SAN FRANCISCO, California: Cybersecurity firm Obsidian Security is raising alarms about escalating security risks from unauthorized SaaS-to-SaaS application integrations, warning enterprises face massive breach exposure without continuous visibility across their software ecosystems.
Joseph Gothelf, Wyndham’s Vice President of Cybersecurity, stated, “In the absence of continuous visibility into the entire SaaS ecosystem, especially unauthorized activity between SaaS applications, we are looking at a huge data breach waiting to happen.”
The warning comes as Obsidian Security demonstrated its ability to detect the recent Salesloft breach in near real-time.
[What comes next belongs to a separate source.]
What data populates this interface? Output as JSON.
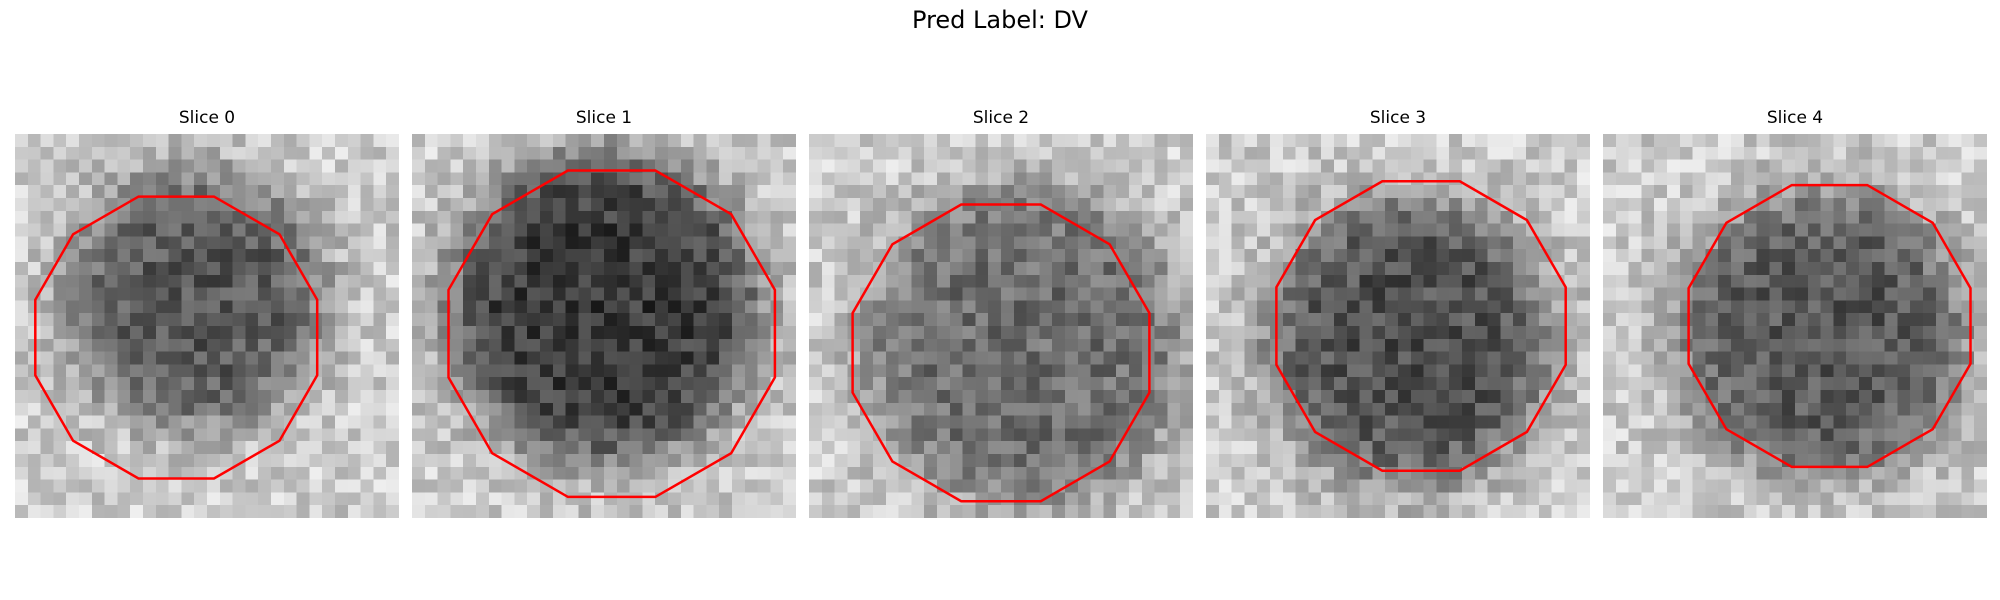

Company CEO Hasan Imam stated Obsidian detected breach signs “earlier than anybody else,” operating in parallel with incident response firm Mandiant, adding “None of our customers lost any data due to this breach.”
The security challenge stems from the proliferation of SaaS application integrations that operate outside traditional security perimeters. Imam emphasized, “SaaS-to-SaaS security requires a new layer in enterprise defense and focused investment,” noting it is “architecturally separated from all the things we have been thinking about,” including endpoint protection, network security, and user access controls.
Traditional enterprise security architectures fail to address unauthorized data flows between connected SaaS applications, creating blind spots that attackers increasingly exploit. Imam stated the threat “requires a novel approach and focus to truly solve this problem,” as conventional security tools lack visibility into application-to-application communications.
The Salesloft breach highlighted how SaaS integrations can serve as attack vectors, with compromised applications potentially accessing data across entire connected ecosystems. Enterprises typically deploy dozens or hundreds of SaaS applications with complex integration patterns, creating extensive attack surfaces.
Obsidian Security’s platform provides continuous monitoring of SaaS application behavior, detecting anomalous integration activity and unauthorized data access patterns. The company’s early detection capability during the Salesloft incident demonstrates how real-time SaaS security monitoring can prevent data exfiltration even when breaches occur upstream.